At a measly 1% rate of return, he'll make 25 million a year for life on the interest from that one-time paycheck. If he'd gotten $100M for Minecraft and just spent $70M of it on the mansion, I'd agree with you. But he got $2.5 billion. If he doesn't want to maintain the mansion, he can just give it away and buy another one every other year for the rest of his life and he'll be okay.*

I'm ignoring taxes and stuff. I have a headache.

Comment Re:Nothing can go Wrong Here (Score 1) 441

Thiel also plans to launch a floating sovereign nation in international waters, freeing him and like-minded thinkers to live by libertarian ideals with no welfare, looser building codes, no minimum wage, and few restrictions on weapons.

...and then his plans to live to 120 are spoiled when he's mugged by a starving beggar with an assault rifle, or is attacked by pirates or the warships of a rogue nation, or maybe just when his house falls down on his head.

Comment Re:And how many were terrorists? Oh, right, zero. (Score 4, Informative) 276

Err, you know you are not only allowed to lock luggage containing a gun, but you are required to do so? It's spelled out explicitly in the rules.*

While it was a few years ago and the laws may have changed, I read somewhere that you should travel with a starter pistol. The TSA considers them guns, which means you are allowed (required) to securely lock your checked baggage, but (most) states don't consider them weapons, so you can travel with them to different states without multiple concealed carry permits.

* this is with a real lock, not a TSA lock

Comment Re:This looks like pre-paid corruption. (Score 1) 141

I'm likely not that much younger than you are. We're both six digit UIDs. And you're term limit yabber has been around just as long and is just as hopeless as campaign finance reform.
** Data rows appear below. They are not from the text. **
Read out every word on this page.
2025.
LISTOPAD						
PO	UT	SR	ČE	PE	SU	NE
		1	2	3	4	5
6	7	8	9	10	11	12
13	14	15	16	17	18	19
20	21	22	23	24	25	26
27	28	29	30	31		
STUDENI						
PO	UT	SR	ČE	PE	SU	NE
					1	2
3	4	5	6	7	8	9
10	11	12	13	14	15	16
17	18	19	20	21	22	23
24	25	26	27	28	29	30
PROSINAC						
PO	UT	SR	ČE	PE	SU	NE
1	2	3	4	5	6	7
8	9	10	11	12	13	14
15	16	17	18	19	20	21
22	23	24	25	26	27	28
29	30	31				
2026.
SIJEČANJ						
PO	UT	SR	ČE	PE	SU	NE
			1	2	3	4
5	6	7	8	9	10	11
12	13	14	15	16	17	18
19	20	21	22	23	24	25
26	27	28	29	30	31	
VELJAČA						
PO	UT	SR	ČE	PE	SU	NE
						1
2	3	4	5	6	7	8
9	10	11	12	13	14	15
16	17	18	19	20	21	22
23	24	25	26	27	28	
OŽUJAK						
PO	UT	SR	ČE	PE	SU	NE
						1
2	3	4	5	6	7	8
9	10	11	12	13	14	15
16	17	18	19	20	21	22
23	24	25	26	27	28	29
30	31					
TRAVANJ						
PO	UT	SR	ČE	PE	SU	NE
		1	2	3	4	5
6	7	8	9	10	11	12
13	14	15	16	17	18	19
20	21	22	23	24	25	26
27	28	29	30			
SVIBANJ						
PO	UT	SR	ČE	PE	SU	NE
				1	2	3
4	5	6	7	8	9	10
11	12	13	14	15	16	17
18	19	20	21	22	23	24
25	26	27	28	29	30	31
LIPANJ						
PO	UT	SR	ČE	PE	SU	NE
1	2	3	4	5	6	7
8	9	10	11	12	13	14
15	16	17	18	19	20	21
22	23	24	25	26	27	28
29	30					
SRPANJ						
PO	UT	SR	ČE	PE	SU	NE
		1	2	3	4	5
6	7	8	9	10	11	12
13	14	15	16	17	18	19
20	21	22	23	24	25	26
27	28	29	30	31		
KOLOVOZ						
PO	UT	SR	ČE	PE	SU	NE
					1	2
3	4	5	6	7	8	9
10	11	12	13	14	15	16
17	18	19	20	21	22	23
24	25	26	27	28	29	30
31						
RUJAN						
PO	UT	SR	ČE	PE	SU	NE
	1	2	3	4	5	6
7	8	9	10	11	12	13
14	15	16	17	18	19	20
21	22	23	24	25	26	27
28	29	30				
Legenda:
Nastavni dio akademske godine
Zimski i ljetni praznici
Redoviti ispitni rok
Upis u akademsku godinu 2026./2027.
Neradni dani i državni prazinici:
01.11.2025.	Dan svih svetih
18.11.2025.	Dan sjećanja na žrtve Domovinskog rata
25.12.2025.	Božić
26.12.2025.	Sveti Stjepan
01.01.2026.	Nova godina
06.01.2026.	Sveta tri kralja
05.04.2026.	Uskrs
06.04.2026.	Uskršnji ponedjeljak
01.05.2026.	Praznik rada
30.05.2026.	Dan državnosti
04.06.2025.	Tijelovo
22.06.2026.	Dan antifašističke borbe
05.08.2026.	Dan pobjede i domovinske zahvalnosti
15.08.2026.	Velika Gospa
Ultimately we're all screwed either way, but your proposal to fix things would make stuff worse; I note that you have no actual rebuttal to the quality of my position, just that it's unlikely to happen.

Comment Re:Dish Customer Here (Score 2) 275

...and I didn't miss CNN at all. At work they moved the cafeteria TVs to CNBC. At home if I watched the news at all I switched to Al Jazeera America to check them out. When CNN came back work switched em back.

All of these news channels are replaceable. If Dishes loses they'll pass the rate increase on to me, and I'd rather lose one or two of them. Losing Fox is just a bonus.

Comment Re:Why Steam? Why? (Score 1) 160

If I want to convert my dollars to rubels and take a chance on how volatile the currency is, why can't I?

You can. Money markets are available for you to invest in.

What's fair about letting which side of an imaginary line you live on dictate the price?

Maybe the law in Russia that says you can't sell things in US Dollars? Otherwise Steam could just set a US Dollar price and let the exchanges sort it out.

Comment Re:Republicans are NOT conservative (Score 1) 141

The laws in question here were passed decades ago, probably before you even know what a car was.

... for completely different reasons, which are now irrelevant. And today's government could recognize that these laws are outdated and irrelevant, and eliminate them. The fact that they aren't is the problem right now, not the history of when things happened before.